Tuesday, November 6, 2012

Social or anti-social?


This is a bit like asking, milk and sugar? You can't just say, yes, please; you need to be more specific.

Aspergers is the social form of autism - I feel like smacking whoever says that. I've often said it myself, in fact, when trying to explain to people:

1. Why my son can have aspergers and still want to be friends with their child
2. How being sociable can be expressed by climbing the wall and falling on the group of children you want to be friends with.

(I exaggerate slightly there, he missed them by inches).

Sociability, in the normal world, can be something like a James Bond movie, all glitz, glamour, attractive people and plenty of allure. Or it can be the sweet little girl-child who brings you a daisy-chain and says she made it for you. It can be the little old ladies at the checkout, making best friends with the shop assistant, or the college kids, making best friends for life with everyone they meet in their first week.

Sociability has many faces, even in a normal world, but there are still acceptable rules. It's these rules which can confuse the aspie, child or adult, often because they aren't obvious, or written down anywhere.

I remember poring over the pages of my girl's magazines, looking for the secret of success, in life, relationships, boys, fashion, you name it. I didn't really find it. What I did find was a lot of confusing information.

Like with boys, (cringeing here, sorry various girl's magazines, but really?), you always have to look your best when you go out, but you also have to be yourself and be natural. Boys know when you're being fake. As well as that, you don't want to wear too much make up, but here's the make up you need if you want to look like you're not wearing any (what??).

For relationships, the advice is much the same: you need to talk and be completely honest with each other, but you also need to have some mystery (as I'm a mystery even to myself I never had any trouble with this one). You need to work as a team, but keep separate interests (some of the happiest couples I know do everything together).

And so on. Advice, advice, advice. This is what confused me most. Those unwritten rules of social interaction, they were written, weren't they, in girl's and women's magazines? I took that to mean they were true. After all, they were written by people in the know and the pages smelled nice, so it must be true.
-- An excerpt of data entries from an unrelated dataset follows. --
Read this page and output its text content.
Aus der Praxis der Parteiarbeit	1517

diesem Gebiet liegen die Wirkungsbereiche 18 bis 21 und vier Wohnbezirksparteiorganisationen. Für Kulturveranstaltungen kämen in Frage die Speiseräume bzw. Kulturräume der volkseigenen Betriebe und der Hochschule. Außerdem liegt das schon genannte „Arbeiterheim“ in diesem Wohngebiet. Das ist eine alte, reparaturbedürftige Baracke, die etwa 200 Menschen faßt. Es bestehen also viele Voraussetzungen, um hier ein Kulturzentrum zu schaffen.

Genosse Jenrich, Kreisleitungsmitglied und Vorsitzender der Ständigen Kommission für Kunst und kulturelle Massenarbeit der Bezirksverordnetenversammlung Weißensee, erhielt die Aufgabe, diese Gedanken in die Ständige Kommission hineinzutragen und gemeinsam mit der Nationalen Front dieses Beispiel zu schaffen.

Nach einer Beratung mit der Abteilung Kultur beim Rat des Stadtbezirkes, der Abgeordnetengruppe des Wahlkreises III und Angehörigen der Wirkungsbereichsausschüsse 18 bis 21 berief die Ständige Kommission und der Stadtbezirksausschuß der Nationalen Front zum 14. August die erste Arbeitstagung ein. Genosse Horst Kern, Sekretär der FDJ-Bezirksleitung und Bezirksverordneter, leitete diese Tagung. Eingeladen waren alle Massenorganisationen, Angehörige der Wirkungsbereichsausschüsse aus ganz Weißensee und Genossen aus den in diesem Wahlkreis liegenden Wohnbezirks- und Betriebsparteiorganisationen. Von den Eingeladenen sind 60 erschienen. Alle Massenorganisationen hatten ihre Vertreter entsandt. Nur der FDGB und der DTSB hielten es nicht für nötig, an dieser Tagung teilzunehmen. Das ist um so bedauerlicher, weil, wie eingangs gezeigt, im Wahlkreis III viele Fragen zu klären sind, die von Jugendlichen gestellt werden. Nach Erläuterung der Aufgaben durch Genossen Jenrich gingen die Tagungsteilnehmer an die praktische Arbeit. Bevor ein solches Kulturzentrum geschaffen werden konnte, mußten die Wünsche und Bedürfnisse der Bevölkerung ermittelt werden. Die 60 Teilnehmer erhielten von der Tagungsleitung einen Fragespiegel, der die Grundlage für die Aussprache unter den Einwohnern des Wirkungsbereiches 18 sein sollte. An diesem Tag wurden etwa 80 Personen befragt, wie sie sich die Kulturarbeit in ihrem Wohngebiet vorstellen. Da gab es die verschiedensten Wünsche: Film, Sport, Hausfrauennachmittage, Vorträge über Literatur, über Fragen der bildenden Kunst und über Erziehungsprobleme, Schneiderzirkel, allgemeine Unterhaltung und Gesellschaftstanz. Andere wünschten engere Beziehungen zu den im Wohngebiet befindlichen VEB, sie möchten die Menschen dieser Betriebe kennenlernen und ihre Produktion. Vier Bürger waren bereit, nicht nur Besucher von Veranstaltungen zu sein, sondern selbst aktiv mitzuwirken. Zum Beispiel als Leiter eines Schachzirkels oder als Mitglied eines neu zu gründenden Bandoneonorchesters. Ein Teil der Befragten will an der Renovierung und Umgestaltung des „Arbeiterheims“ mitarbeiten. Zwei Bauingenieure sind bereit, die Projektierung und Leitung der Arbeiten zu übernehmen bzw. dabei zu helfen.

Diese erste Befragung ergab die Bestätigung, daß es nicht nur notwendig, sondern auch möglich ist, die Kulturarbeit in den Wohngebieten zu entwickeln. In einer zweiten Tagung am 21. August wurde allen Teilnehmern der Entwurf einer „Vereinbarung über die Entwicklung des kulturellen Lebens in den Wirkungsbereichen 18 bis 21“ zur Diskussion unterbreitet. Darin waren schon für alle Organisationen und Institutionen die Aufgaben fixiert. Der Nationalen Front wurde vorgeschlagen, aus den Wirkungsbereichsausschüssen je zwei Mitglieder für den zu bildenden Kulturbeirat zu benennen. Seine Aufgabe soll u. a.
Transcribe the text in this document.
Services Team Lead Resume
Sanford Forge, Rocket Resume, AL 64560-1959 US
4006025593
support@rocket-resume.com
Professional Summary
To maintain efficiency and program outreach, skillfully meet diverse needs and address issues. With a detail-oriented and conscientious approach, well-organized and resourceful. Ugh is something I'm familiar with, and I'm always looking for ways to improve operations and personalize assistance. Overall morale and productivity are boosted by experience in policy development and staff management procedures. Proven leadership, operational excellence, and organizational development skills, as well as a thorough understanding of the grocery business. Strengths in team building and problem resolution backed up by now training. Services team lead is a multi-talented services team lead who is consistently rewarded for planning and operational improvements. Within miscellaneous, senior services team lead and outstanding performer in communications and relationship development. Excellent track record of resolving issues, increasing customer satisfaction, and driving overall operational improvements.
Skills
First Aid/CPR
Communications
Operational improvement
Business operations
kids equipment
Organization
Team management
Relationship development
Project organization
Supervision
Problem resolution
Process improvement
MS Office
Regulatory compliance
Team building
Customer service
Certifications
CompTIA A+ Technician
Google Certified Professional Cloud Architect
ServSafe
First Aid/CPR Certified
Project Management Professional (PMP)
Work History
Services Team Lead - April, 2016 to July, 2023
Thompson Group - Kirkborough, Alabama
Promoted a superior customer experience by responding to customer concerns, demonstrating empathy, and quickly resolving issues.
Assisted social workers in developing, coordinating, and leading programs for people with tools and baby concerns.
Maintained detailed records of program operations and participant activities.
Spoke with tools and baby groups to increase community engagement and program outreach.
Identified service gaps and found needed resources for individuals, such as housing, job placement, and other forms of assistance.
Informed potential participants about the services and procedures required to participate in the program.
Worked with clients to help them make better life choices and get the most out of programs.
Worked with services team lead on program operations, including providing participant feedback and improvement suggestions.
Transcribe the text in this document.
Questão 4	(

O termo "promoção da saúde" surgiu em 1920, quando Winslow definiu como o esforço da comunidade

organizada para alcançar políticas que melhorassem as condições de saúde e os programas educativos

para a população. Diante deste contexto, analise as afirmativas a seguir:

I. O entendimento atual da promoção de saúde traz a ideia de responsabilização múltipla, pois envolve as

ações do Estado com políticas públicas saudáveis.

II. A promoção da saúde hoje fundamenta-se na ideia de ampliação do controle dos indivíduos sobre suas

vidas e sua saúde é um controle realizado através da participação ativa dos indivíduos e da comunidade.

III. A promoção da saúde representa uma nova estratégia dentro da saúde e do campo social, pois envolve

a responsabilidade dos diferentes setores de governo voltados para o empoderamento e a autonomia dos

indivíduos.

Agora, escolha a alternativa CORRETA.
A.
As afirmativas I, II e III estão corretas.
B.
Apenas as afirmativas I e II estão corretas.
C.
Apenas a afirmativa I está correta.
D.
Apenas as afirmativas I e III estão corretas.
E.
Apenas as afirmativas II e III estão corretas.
I sometimes reflect on the advice about looking your best as I'm dragging my sorry self round Tesco, trying to remember if the part of my leg that's visible looks like it belongs to a wolf-woman. I'll eventually peek to see if it does and then, sometimes, I shrug and just buy my milk. Life somehow gets in the way of effortless make up and glamorous clothes.

I also shrink from all the social advice on how to deal with other people. For years I soaked it up, trying to work out what I could do to make it all better. I wanted to learn, so that I could manage others, and maybe enjoy them too. I did enjoy my friends, that was a blast and was easy. I just couldn't understand why I was okay with them but not with humanity at large.

I finally realised the secret of this a few months ago. It's because your friends care about you, so you feel safe. After growing up in the modern world and trying to forge a life in an alien environment, it soon becomes clear that a lot of the people you meet do not care about you, so you don't feel safe. It is simple really.

By feeling safe, you are yourself and can enjoy the company of others. It's a liberating concept and one that has put to rest many years of feeling those magazines had got the better of me and left me in a barren landscape of no social skills and hairy legs.


I can now say, with certainty, that I don't really give a fig for the unwritten rules of social conduct. Those rules can go climb their own wall. I'm sticking with the people who are still pleased to see me when I'm not looking my best and who don't mind if I forget to ask them if they want milk and sugar. They're the ones who prove that aspergers is the sociable form of autism, simply because with friends, anyone can be sociable because they feel safe.